Wednesday, February 06, 2008

ashes, ashes, we all fall down

coming into ash wednesday, i went back in forth in my mind about the idea of getting the symbolic ash mark on my forehead. this is never something i had needed to consider before and i was intrigued. in ash wednesdays past, i have been one of those people strangely drawn to stare at anyone with the forehead marking. i understand what it represents but i was torn. torn because on the one hand, the bible tells us not to make a big scene of our fasting or praying or other acts--for the sake of being seen--but that our Father in heaven sees and rewards and that if we are doing it to be seen we need to check our hearts. on the other hand, baptism, a very significant gesture and sign in the life of a christ-follower is all about being an outward declaration to the world of the direction and posture of your life in Christ. really, honestly, despite all this holy talk, my vanity was really about to get the best of me. did i really want that ashy stuff on my foreheard all day? did i want the strange looks and the questions from the kids in the neighborhood? did i want to have to explain it over and over, perhaps even to people to whom explanations really didn't matter?
but as i sat there in the beginning of the ash wednesday service, a stronger thought came to me-- I NEED THIS. i not only need everything that is represented by this ash, this sign, this season, but i NEED this shot to my vanity. if lent is everything it's cracked up to be, then it's a set aside time to focus on our repentance...and our ability to rest in the finished work of Christ on the cross. it is a time for me to choose, to attempt, to admit i fail at putting aside my vanity YET all the while rejoice in Christ's unconditional forgiveness. i needed this reminder, this sign that stared back at me every time i looked in the mirror today. i need to be reminded that i AM set apart. and frankly, if explaining an ashy smudge on my forehead was the strongest sign of Christ to those around me today, then taking up my cross daily compelled me to do it. was i really about to choose my own vanity over an outward sign of my faith? isn't that what this is all about?

people of God, come now in the spirit of penitence, and receive on your head in ashes the sign of the cross, the symbol of our mortality, a symbol of the cost of sin, and yet the sign of our salvation and promise of eternal life.

ain't that just the kicker??!?! that one smudge represents my mortality, the cost of my sin AND YET the sign of my salvation and promise of eternal life. as if my wearing of the ash had ANYthing at all to do with accomplishing anything. my world boils down to how the ash will match or clash with my current day's outfit when in TRUTH and reality, the ash actually represents all that has already and forever been done to absolve me of my own self-full-ness, the illusion of the earth's orbit around me. amazing. i could wear the ash or not, it truly changes naught.
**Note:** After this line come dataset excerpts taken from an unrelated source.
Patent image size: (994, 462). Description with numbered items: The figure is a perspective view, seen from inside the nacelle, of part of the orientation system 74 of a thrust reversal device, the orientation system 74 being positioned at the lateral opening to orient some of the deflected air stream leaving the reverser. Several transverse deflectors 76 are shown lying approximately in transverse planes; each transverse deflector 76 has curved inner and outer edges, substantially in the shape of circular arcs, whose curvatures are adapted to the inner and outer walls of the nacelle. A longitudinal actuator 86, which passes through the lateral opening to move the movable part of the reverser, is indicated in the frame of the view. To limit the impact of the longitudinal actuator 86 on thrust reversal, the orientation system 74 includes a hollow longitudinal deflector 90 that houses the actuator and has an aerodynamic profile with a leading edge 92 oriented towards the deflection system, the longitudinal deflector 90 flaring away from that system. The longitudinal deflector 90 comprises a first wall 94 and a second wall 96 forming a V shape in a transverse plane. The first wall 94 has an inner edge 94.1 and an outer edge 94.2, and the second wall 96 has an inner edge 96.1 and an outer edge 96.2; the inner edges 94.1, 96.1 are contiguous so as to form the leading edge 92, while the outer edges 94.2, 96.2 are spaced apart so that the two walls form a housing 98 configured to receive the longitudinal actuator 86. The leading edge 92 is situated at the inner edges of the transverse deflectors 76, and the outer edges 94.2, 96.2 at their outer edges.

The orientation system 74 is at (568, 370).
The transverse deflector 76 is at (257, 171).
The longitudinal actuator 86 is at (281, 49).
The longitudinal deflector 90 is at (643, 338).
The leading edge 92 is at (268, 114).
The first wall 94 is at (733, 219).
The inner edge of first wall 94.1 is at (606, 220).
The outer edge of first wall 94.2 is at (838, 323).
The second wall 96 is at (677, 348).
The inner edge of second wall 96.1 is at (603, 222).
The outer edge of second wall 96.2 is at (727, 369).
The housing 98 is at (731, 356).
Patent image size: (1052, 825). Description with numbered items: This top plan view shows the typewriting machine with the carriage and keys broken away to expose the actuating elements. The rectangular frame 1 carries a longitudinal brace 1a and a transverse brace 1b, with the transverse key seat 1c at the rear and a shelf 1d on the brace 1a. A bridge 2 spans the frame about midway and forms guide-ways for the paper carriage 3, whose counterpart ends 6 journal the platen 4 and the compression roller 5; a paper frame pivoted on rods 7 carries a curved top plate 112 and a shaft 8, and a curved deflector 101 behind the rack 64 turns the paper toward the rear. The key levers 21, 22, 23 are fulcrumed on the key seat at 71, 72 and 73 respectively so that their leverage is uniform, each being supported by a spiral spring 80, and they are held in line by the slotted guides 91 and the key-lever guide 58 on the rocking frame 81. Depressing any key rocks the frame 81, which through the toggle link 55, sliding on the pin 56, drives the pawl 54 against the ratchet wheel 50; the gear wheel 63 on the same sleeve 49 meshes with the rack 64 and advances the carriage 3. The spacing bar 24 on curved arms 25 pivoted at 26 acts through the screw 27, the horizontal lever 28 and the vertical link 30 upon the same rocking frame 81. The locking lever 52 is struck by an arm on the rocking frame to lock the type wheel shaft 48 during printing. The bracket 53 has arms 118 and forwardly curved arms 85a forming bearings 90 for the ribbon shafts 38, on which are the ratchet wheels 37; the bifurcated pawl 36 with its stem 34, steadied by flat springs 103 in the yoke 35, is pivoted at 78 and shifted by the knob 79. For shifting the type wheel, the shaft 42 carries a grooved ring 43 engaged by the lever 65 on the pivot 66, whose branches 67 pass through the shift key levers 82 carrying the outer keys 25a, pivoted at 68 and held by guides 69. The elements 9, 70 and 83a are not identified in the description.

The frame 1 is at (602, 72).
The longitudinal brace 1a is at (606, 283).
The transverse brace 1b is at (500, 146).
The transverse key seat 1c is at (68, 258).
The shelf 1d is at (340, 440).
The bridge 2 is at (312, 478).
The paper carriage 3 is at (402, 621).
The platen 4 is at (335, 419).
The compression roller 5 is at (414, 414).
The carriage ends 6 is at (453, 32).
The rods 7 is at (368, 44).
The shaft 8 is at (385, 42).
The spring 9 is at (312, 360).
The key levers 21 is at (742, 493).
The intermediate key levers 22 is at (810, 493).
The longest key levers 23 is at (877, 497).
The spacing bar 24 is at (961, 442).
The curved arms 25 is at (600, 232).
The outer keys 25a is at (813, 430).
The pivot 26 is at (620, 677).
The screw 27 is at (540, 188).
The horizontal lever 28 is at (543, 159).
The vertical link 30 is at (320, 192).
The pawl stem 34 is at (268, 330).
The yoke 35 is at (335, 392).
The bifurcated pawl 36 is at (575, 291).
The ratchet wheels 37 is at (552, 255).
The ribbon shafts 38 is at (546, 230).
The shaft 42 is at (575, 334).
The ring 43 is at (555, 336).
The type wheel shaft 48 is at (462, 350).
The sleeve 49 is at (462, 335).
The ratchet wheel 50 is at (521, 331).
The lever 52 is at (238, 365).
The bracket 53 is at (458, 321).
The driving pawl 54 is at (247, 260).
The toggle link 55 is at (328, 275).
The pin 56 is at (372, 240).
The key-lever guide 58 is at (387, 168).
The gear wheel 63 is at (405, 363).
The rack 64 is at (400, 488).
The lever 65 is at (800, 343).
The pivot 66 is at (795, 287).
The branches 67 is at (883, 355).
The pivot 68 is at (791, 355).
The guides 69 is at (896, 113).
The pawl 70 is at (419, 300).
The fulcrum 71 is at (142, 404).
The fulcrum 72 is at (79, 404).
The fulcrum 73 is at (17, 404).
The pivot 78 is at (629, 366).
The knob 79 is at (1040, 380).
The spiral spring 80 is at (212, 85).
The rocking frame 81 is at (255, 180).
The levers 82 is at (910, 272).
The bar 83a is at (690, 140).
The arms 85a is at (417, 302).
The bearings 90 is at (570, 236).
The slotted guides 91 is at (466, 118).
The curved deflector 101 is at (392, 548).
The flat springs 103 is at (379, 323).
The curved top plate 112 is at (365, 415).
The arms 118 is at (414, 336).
God's mercy has been activated once and for all....and all i am thinking about is the pore-clogging-factor.

remember that you are dust, and to dust you shall return.

May our fasting be hunger for justice; our alms, a making of peace; our prayer, the chant of humble and grateful hearts.

the pastor spoke of the lenten tradition of fasting and sacrifice. he reminded us that the emphasis is not on giving up bad things. those bad things, of course, are actually to be given up all year long. no, the point of this fast is not to give up those things that lead us into sin or temptation but to give up good things...for the sake of seeing what's better. i indulge in chocolate and my enjoyment often ends at the chocolate for chocolate's sake. however, this time of pensiveness and abstinence pushes me to think of where that chocolate's goodness comes from...it forces me to remember that for all the goodness of the gift, the Giver is inherently and infinitely better.

were the whole realm of nature mine, that were an offering far too small; love so amazing, so divine, demands my soul , my life, my all.

teach us Lord to count our days, that we may gain a wise heart. satisfy us in the morning with your steadfast love, so that we may rejoice and be glad all our days. through Christ, our Lord. amen.

Rend your heart
and not your garments.
Return to the LORD your God,
for he is gracious and compassionate,
slow to anger and abounding in love,
and he relents from sending calamity. (joel 2. 13)

Deliver me from bloodguiltiness, O God,
O God of my salvation,
and my tongue will sing aloud of your righteousness.
O Lord, open my lips,
and my mouth will declare your praise.
For you will not delight in sacrifice, or I would give it;
you will not be pleased with a burnt offering.
The sacrifices of God are a broken spirit;
a broken and contrite heart, O God, you will not despise. (psalm 51.14-17)

bearing shame and scoffing rude, in my place condemned he stood, sealed my pardon with his blood, Hallelujah! What a Savior!
Guilty, vile, and helpless we; spotless Lamb of God was he; full atonement! Can it be?
Hallelujah! What a Savior!


Go in peace, remembering that you are but dust and ashes and unworthy of being called the people of God. But also remember that, you who were no people, God by His love and grace has made a people, children of his own household. Let us go forth in humility to be Christ to the world.